Fahmi Mubarok, Ilmuwan Material. (dok.EPO)
Fahmi telah tertarik dengan dunia sains sejak duduk di bangku sekolah. Hal ini terinspirasi dari guru matematika semasa ia berada di jenjang Sekolah Menengah Pertama (SMP).
"Jadi saya suka sains, suka IPA (Ilmu Pengetahuan Alam) itu karena diajar matematika oleh guru saya waktu SMP. Cara mengajar beliau itu sangat asyik menurut saya, sangat menarik. Dan itu akhirnya yang membuat saya jatuh cinta lah istilahnya dengan bidang IPA. Akhirnya suka dengan matematika, dengan fisika, dengan kimia, dan sebagainya," cerita Fahmi.
Kecintaan Fahmi terhadap dunia pendidikan dan sains terus tumbuh hingga ia duduk di bangku kuliah. Setelah lulus sarjana (S1), Fahmi semakin tertarik bergabung ke dunia pendidikan dan muncul keinginan untuk menjadi dosen.
Fahmi mengawali karier sebagai dosen ITS pada tahun 2004 sekaligus melanjutkan pendidikan progam magister di tahun yang sama. Saat melakukan program magister ini, Fahmi meneliti tentang karbida yang kelak akan jadi senyawa penting dalam penelitiannya.

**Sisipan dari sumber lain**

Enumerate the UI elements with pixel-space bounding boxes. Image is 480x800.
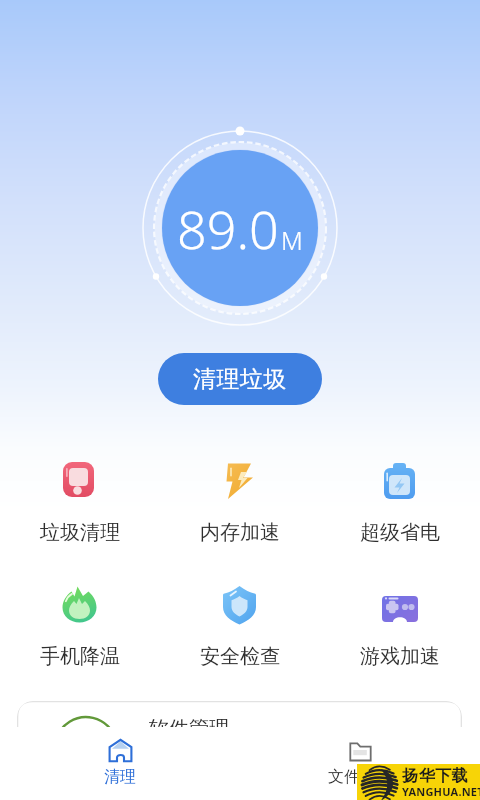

"Karena memang saya punya basis waktu S2, saya juga meneliti tentang karbida juga. Karena ada dasar, terus profesor juga melihat, 'Kayaknya kamu mampu karena kamu punya basic. Jadi, ayo kita bergerak bersama-sama,'. Memang tantangannya banyak. Jadi, dua tahun kita habiskan dengan trial eror, mulai desperate juga. ‘Aduh, ini kalau gak update, ya sudah kita cari yang lain saja,’." kata Fahmi.
Setelah masa percobaan sejak tahun 2010 hingga 2012, Fahmi dan partner, Nuria Espallagras berhasil menemukan apa yang dicarinya. Fahmi bersyukur setelah berbagai percobaan dan kegagalan, akhirnya teknologi yang ditelitinya bisa membuahkan hasil.